In the absence of a definitive cure for Crohn's disease and ulcerative colitis, the aim of therapy must be to induce and maintain clinical remission at acceptable cost to the patient in terms of adverse effects. Despite the differences in their pathogenesis, the first-line treatments for Crohn's disease and ulcerative colitis are still based upon combinations of amino-salicylic acid derivatives and corticosteroids, although the use of enteral nutrition regimes is becoming increasingly widespread in Crohn's disease. In this chapter we attempt to provide reasonably didactic guidance for the management of most cases of chronic inflammatory bowel disease. However, we have tried to go beyond this brief, motivated by the recent explosion in knowledge of inflammatory mechanisms, to suggest a rational approach to the choice of newer and less well tested therapeutic approaches in the affected child who is not responding effectively. The relative failure of cyclosporine therapy in Crohn's disease has been particularly disappointing in view of its ideal theoretical suitability. However, the encouraging early reports of treatment with anti-CD4 and anti-TNF alpha monoclonals suggest that the shift from broad spectrum immunomodulation to the targeting of critical components of the inflammatory cascade may yet field important dividends.

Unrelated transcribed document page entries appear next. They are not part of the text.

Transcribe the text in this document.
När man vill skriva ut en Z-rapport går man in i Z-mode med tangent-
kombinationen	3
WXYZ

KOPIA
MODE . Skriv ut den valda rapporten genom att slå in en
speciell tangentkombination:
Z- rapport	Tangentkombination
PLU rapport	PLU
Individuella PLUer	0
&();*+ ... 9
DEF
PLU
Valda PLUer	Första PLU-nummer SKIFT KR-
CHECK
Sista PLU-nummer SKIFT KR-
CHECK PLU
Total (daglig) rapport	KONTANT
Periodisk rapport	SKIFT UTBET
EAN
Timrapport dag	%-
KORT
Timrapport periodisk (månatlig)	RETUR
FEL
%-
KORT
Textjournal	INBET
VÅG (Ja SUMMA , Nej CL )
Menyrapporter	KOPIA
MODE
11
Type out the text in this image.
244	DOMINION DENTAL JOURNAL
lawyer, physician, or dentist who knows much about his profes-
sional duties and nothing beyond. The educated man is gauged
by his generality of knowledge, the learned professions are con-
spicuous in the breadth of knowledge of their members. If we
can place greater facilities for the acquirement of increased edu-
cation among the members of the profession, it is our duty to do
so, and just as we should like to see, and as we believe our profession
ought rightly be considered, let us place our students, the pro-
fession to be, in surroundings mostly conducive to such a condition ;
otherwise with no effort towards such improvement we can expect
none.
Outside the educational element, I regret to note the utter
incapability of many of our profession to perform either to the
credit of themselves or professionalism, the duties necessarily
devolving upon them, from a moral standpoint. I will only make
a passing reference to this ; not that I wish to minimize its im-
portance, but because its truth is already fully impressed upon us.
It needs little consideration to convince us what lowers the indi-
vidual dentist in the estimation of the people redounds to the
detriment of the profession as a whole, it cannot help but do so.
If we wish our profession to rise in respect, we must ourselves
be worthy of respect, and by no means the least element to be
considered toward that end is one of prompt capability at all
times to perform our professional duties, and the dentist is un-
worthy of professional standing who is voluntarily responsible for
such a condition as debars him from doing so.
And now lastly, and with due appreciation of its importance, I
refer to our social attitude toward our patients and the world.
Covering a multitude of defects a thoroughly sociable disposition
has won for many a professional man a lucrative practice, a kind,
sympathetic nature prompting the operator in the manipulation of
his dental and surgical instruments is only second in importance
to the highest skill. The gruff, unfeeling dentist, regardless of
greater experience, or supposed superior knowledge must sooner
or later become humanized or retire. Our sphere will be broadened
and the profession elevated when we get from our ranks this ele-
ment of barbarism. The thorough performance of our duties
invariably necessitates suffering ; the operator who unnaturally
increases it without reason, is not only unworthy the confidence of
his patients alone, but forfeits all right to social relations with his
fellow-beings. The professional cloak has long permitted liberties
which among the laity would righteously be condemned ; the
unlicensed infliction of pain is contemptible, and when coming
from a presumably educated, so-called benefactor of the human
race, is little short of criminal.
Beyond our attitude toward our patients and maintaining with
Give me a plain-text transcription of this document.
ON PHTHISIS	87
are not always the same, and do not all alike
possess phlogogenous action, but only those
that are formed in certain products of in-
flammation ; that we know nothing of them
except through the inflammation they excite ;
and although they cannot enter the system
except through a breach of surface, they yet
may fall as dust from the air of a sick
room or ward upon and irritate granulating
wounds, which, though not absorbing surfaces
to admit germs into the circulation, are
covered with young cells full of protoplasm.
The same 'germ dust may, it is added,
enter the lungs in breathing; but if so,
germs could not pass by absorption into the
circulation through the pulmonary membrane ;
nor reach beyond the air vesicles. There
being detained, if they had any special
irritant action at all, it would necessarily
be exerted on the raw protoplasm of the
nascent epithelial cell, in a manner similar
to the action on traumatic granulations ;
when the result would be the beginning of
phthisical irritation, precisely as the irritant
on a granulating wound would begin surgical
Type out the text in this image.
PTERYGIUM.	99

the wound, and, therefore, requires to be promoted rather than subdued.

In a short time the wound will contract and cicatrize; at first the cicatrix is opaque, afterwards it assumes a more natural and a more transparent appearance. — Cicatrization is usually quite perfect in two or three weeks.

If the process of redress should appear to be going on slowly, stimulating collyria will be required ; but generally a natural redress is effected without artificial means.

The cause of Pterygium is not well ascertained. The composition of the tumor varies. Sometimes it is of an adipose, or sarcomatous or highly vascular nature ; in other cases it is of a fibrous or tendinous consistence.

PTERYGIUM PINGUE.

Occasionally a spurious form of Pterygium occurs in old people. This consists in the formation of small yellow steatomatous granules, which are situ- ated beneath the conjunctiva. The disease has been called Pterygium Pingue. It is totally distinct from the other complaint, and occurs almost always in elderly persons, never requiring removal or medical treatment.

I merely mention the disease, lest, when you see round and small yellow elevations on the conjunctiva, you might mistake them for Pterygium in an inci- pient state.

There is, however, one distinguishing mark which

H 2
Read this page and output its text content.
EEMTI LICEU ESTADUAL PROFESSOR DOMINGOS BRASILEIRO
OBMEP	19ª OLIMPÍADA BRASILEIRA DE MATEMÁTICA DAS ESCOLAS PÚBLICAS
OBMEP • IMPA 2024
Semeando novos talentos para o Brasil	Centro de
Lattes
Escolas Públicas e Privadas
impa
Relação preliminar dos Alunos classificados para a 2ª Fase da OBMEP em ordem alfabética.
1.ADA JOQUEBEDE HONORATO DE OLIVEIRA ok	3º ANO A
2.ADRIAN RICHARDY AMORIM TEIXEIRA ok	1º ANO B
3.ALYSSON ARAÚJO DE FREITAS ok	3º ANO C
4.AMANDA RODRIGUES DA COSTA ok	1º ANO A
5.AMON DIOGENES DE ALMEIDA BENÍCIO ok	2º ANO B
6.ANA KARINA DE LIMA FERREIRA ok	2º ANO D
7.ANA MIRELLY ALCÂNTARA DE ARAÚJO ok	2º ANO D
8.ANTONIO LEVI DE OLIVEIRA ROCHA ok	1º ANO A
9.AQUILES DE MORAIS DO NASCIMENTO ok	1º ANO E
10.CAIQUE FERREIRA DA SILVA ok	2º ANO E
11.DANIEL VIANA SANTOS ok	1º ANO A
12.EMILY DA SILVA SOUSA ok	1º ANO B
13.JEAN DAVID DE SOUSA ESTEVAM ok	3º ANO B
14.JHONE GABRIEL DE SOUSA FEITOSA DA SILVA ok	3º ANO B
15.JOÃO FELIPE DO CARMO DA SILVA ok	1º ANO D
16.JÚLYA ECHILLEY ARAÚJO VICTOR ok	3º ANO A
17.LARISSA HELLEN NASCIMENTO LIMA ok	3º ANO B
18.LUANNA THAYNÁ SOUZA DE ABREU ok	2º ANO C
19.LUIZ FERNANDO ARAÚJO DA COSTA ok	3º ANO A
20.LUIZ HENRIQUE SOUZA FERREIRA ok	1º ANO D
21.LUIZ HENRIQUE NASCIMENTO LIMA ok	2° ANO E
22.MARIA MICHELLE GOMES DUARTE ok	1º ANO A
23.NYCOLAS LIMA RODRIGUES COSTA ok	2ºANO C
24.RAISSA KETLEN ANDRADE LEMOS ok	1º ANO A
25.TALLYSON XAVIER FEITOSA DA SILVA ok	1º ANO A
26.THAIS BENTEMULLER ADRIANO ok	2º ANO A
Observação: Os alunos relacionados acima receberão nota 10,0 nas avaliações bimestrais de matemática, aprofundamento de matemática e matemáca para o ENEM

Flexible endoscopy, performed after oral bowel preparation and under moderate intravenous sedation, proves to be well tolerated, safe and highly effective in the diagnosis and management of children with IBD. At St Bartholomew's Hospital it is performed as the investigation of first choice, on the basis that it supplies colour documentation, histopathological and (where relevant) bacteriological evidence, which achieves certain confirmation or exclusion in almost every case and in the shortest possible time. Biopsies must always be taken, as mucosa of normal appearance can show either microscopic ulcerative colitis or Crohn's disease. When there are the characteristic 'aphthoid' ulcers, visual diagnosis of Crohn's disease is reasonably certain, particularly in early-stage disease, although amoebic and other infective causes of colitis can give misleadingly similar appearances. The endoscopist can usually inspect (and almost always biopsy) the terminal ileum, and can expect many children to show the prominent 'nodular lymphoid hyperplasia' which is essentially a normal finding-though sometimes misdiagnosed radiologically as being Crohn's deformity. However, it is important that radiological assessment by barium follow-through complements colonoscopy in view of the not infrequent cases of intestinal Crohn's disease in children where the proximal small intestine is involved, even if the colon and terminal ileum are spared.